Вывод сделал в интервью 1969 года галерист Лео Кастелли: «Чем больше у художника выставок и чем он известнее, тем внимательнее рассматривается в плане инвестиций, тут нет никаких сомнений. Мы все развращены деньгами». Всего через несколько лет аукционная распродажа собрания его клиента, владельца нью-йоркского таксомоторного бизнеса Роберта Скалла, также сделала для всех очевидным, что сложное искусство авангарда стало не просто признанной и конвертируемой валютой, но настоящим денежным станком. Джаспер Джонс, купленный в 1965 году за 960 долларов, ушел за 90 тысяч долларов, Раушенберг, приобретенный в 1958 за 900 долларов, принес 85 тысяч долларов. Это совершенно изменило отношение коллекционеров к современному искусству. Искусство стало товаром, которым можно спекулировать на фьючерсной бирже, как серебром или свиной грудинкой. И хотя Роберт Раушенберг на аукционе поносил коллекционера за то, что из своей колоссальной прибыли тот ни центом не поделился с художником, цены на его работы возросли еще больше и сделали его богачом. После феноменального успеха аукциона Скалла из связей между богатыми американскими коллекционерами, покупающими в больших транснациональных галереях и на международных аукционах, американским налоговым правом, предоставляющим щедрые льготы за пожертвования музеям, законодателями вкусов и нью-йоркским Музеем современного искусства сформировался новый интернациональный мир искусства. Это тот мир искусства, который назначает цену художественным произведениям»59.
Нужно подчеркнуть, что своими впечатляющими результатами означенные спекуляции были обязаны глобальной работе всего сложившегося гигантского международного механизма со всеми его составляющими в совокупности усилий всех участников – от художников и коллекционеров – до экспертов, искусствоведов, рекламщиков и пиарщиков. Складывание такого арт-рынка имело для судеб искусства колоссальное значение.
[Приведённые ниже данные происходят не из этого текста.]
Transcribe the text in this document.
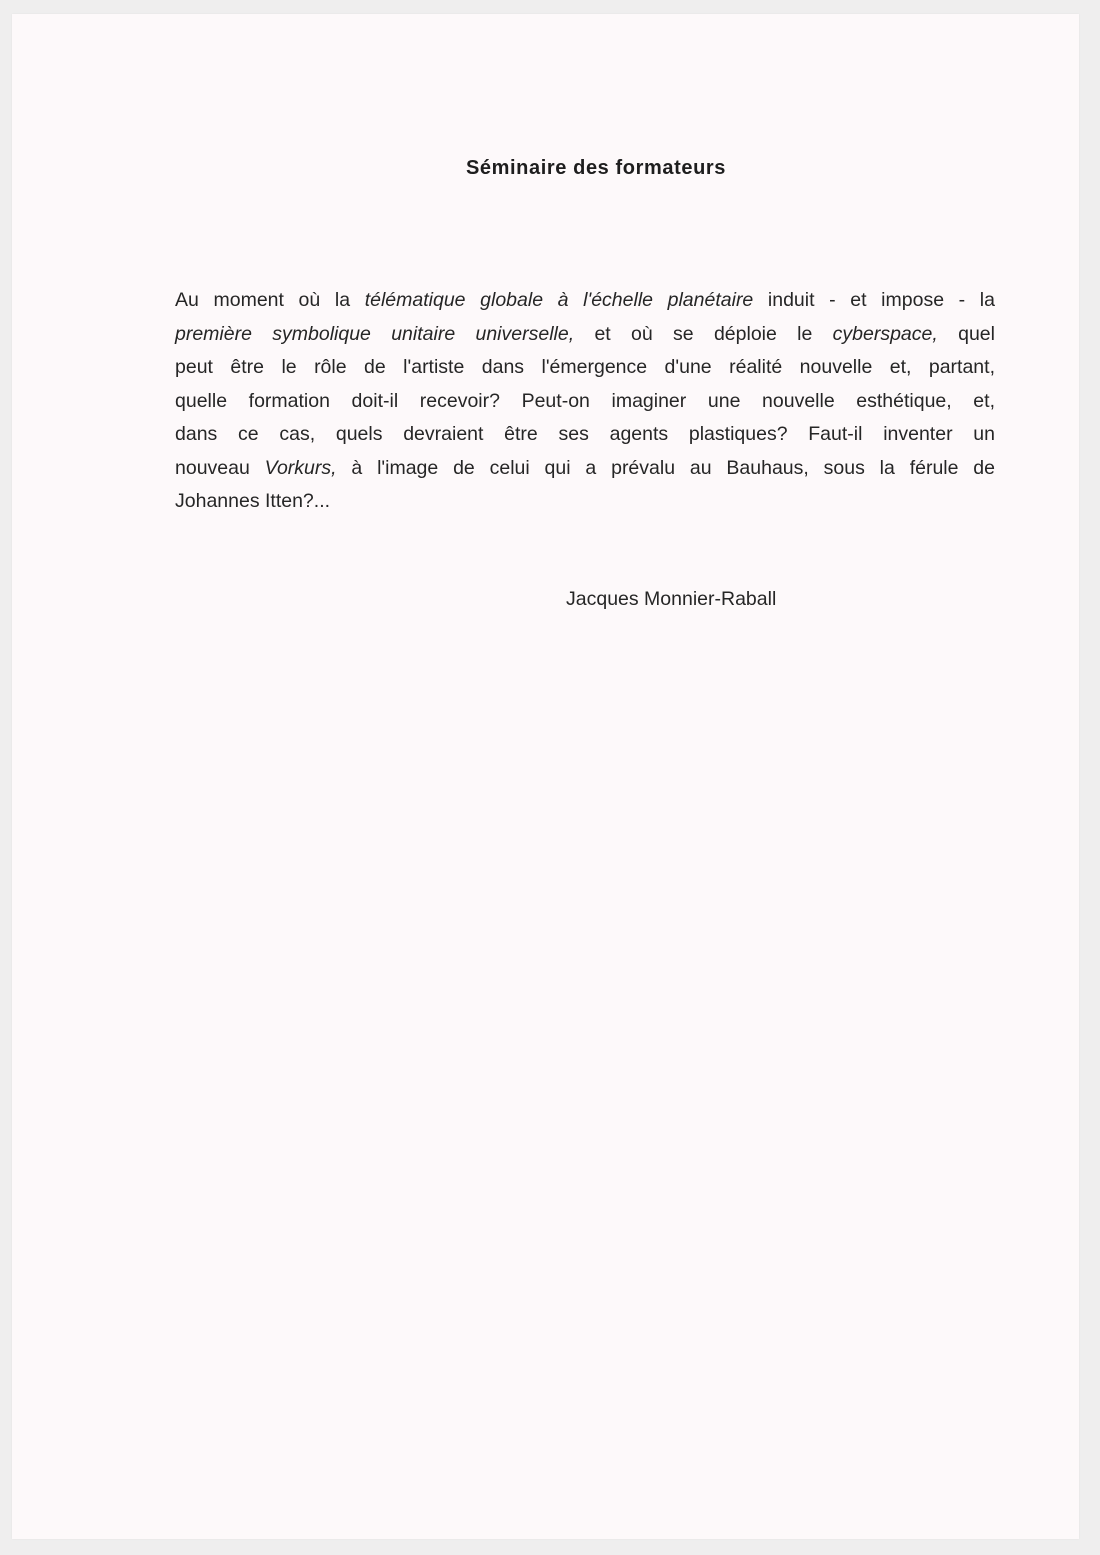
Séminaire des formateurs

Au moment où la télématique globale à l'échelle planétaire induit - et impose - la
première symbolique unitaire universelle, et où se déploie le cyberspace, quel
peut être le rôle de l'artiste dans l'émergence d'une réalité nouvelle et, partant,
quelle formation doit-il recevoir? Peut-on imaginer une nouvelle esthétique, et,
dans ce cas, quels devraient être ses agents plastiques? Faut-il inventer un
nouveau Vorkurs, à l'image de celui qui a prévalu au Bauhaus, sous la férule de
Johannes Itten?...

Jacques Monnier-Raball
Нужно вдуматься в смысл произошедшего, а для этого следует проникнуть в специфику предмета.
Любой рынок – есть рынок, где продают и покупают товар, но арт-рынок имеет свои особенности. Ведь значение произведения искусства – всегда символично, его, как сказал поэт Николай Гумилев, нельзя «ни съесть, ни выпить, ни поцеловать». Отсюда проистекает важная особенность арт-рынка. Как пишет исследовательница С. А. Глазкова: «Покупается и продается на этом рынке то, что имеет символическую ценность для людей, но не всегда она очевидна для всех участников и наблюдателей этого процесса. Эта двойственность связана и с сущностью самого предмета отношений – произведением искусства как таковым, которое далеко не всегда создается автором с целью продажи и которое также не всегда может быть объективно оценено в денежных единицах».
Эту особенность современного арт-рынка дружно подчеркивают ведущие мировые специалисты. Олаф Вельтус: «Нам в первую очередь необходимо уяснить, что ценность современного искусства по своей сути – величина неопределенная. Важная характеристика рынка искусства состоит в том, что отдельные акторы не знают ценности объектов, а критерии для оценки качества произведения отсутствуют»60. Пирошка Досси: «Нет для современного искусства ни устоявшегося „правильного“ вкуса, ни стабильной струтктуры цен, его подтверждающей… Ценообразование на рынке искусства является загадкой и для экономистов. Здесь теряют силу элементарные законы, такие как законы спроса и предложения»61.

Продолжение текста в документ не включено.